Compact chip-mounted terahertz laser will investigate interstellar medium

A new approach to making microscopic terahertz lasers makes them smaller and lighter than ever before

Terahertz radiation, which lies between visible light and microwaves in the electromagnetic spectrum, has many potential applications in imaging and detection, but its use has been hampered by the size and power consumption of the equipment needed to generate it. Electrical engineers from MIT in Boston have now published details of a method to etch low-power terahertz lasers onto microchips.

MIT-Terahertz-Laser
The laser uses reflectors to reinforce radiation 'leaking' from slots along its length in one direction only

Led by Prof Qing Hu, the method is the culmination of two decades of research. Published in Nature Photonics, the paper explains how Hu and colleagues from Sandia National Laboratory and the University of Toronto refined the design on a type of device called a quantum cascade those that with distributed feedback.

Their major discovery was how to overcome an inherent drawback of this type of laser: they emit light out of the front and back of the substance used to generate the laser, known as the gain medium.

Most terahertz applications require light in only one direction, so this property would normally waste half of the energy generated by the laser. In some types of device, it can be counted simply by placing a mirror on the end of the gain medium where the laser is not needed. This was not possible in this case, because the wavelength of light was so long in the laser itself so short that most of electromagnetic wave traversing the gain medium was travelling outside of the laser's body, so a mirror at the end would only reflect a very small fraction of the total energy.

The team's solution to this was to exploit a peculiarity of the laser’s design. Quantum cascade lasers consist of a waveguide; that is, a rectangular ridge of the gain medium flanked by oscillators that induce an electric field, which generates and propagates an electromagnetic wave travelling up and down the ridge. This is a standing wave, whose peaks and troughs reinforce each other so that if the wave were visualised it would appear to be static rather than travelling along the length of the waveguide.

Lead author on the paper Ali Khalatpour explains that the team cut regularly spaced slits into the sides of the waveguide to allow terahertz radiation to leak out sideways. The spacing of the slits is arranged so that the peaks of the escaping waves reinforce each other only along the axis of the waveguide; at oblique angles they cancel each other out.

Khalatpour and his colleagues then placed reflectors behind each of the holes in the waveguide. Sized to be wider than the ridge of the waveguide, these reflectors were again critically positioned, so that the energy they reflect reinforce the terahertz wave in one direction but cancel it out in all others.

Some of the energy escapes around the sides, but 80 per cent of the laser terahertz energy that would have escaped in the wrong direction is now redirected towards the correct end of the device.
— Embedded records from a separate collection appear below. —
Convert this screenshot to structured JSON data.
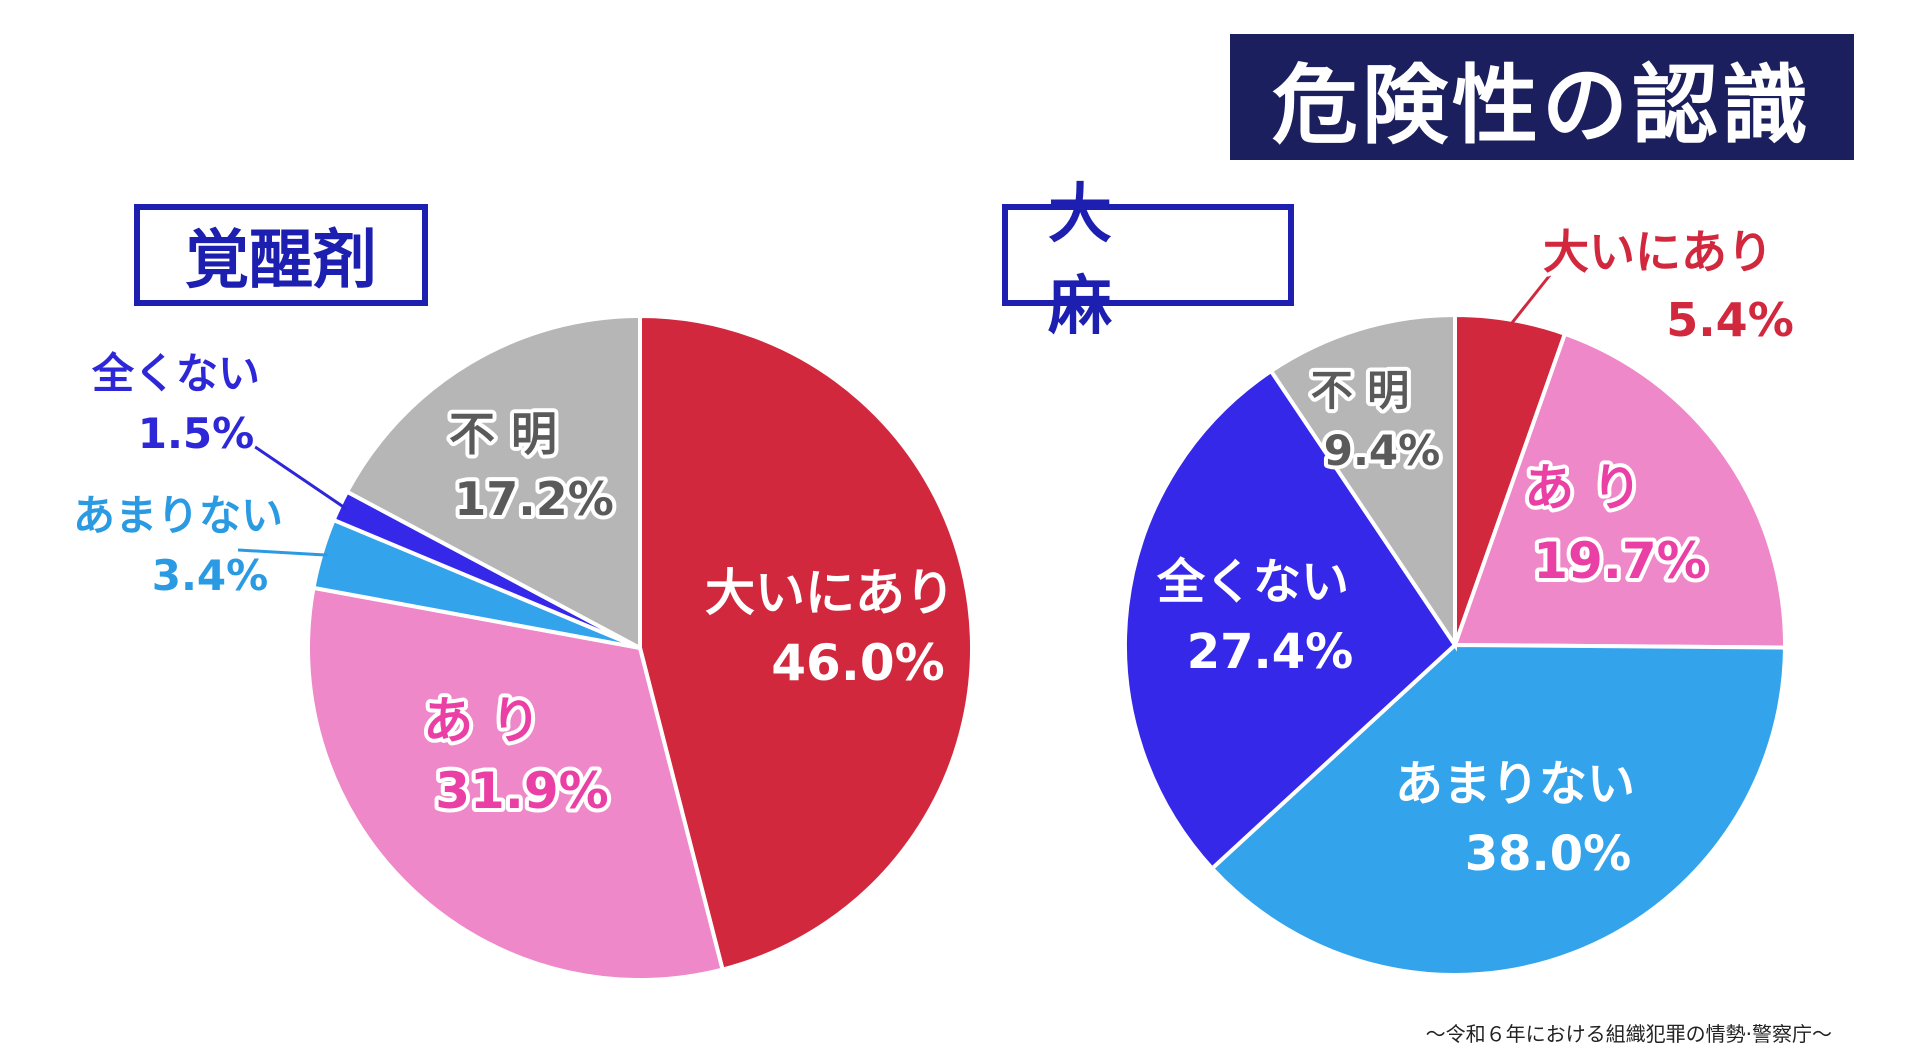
{
  "title": "危険性の認識",
  "source": "〜令和６年における組織犯罪の情勢·警察庁〜",
  "colors": {
    "title_bg": "#1b1f5e",
    "label_border": "#1c1fb0"
  },
  "chart_data": [
    {
      "type": "pie",
      "title": "覚醒剤",
      "slices": [
        {
          "label": "大いにあり",
          "value": 46.0,
          "value_text": "46.0%",
          "color": "#d2283e",
          "label_color": "#ffffff"
        },
        {
          "label": "あ り",
          "value": 31.9,
          "value_text": "31.9%",
          "color": "#ee88c9",
          "label_color": "#ea3fa4"
        },
        {
          "label": "あまりない",
          "value": 3.4,
          "value_text": "3.4%",
          "color": "#33a4ec",
          "label_color": "#2a9ae3"
        },
        {
          "label": "全くない",
          "value": 1.5,
          "value_text": "1.5%",
          "color": "#3528e9",
          "label_color": "#2d27d8"
        },
        {
          "label": "不 明",
          "value": 17.2,
          "value_text": "17.2%",
          "color": "#b6b6b6",
          "label_color": "#5a5a5a"
        }
      ]
    },
    {
      "type": "pie",
      "title": "大 麻",
      "slices": [
        {
          "label": "大いにあり",
          "value": 5.4,
          "value_text": "5.4%",
          "color": "#d2283e",
          "label_color": "#d2283e"
        },
        {
          "label": "あ り",
          "value": 19.7,
          "value_text": "19.7%",
          "color": "#ee88c9",
          "label_color": "#ea3fa4"
        },
        {
          "label": "あまりない",
          "value": 38.0,
          "value_text": "38.0%",
          "color": "#33a4ec",
          "label_color": "#ffffff"
        },
        {
          "label": "全くない",
          "value": 27.4,
          "value_text": "27.4%",
          "color": "#3528e9",
          "label_color": "#ffffff"
        },
        {
          "label": "不 明",
          "value": 9.4,
          "value_text": "9.4%",
          "color": "#b6b6b6",
          "label_color": "#5a5a5a"
        }
      ]
    }
  ]
}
The device has been selected by NASA, which co-funded the research, to provide terahertz emission for its Galactic/Extragalactic ULDB Spectroscopic Terahertz Observatory (GUSTO) mission.

Approved in March this year, GUSTO is designed to look at the composition of the interstellar medium: the material between the stars in the Milky Way galaxy and its associated cosmic structures, the Magellanic Clouds.

GUSTO will feature instruments mounted underneath long duration, high-altitude balloons on the upper atmosphere, and therefore low weight is crucial. Terahertz radiation is particularly useful for this mission, because it is uniquely well-suited for measuring concentrations of oxygen, believed to be an important element of the interstellar medium.

“GUSTO will provide the first complete study of all phases of the stellar life cycle, from the formation of molecular clouds, through star birth and evolution, to the formation of gas clouds and the re-initiation of the cycle,” said Paul Hertz, astrophysics division director in the Science Mission Directorate in Washington.

The mission is scheduled for 2021, and will be based at the McMurdo Science Station in the Antarctic.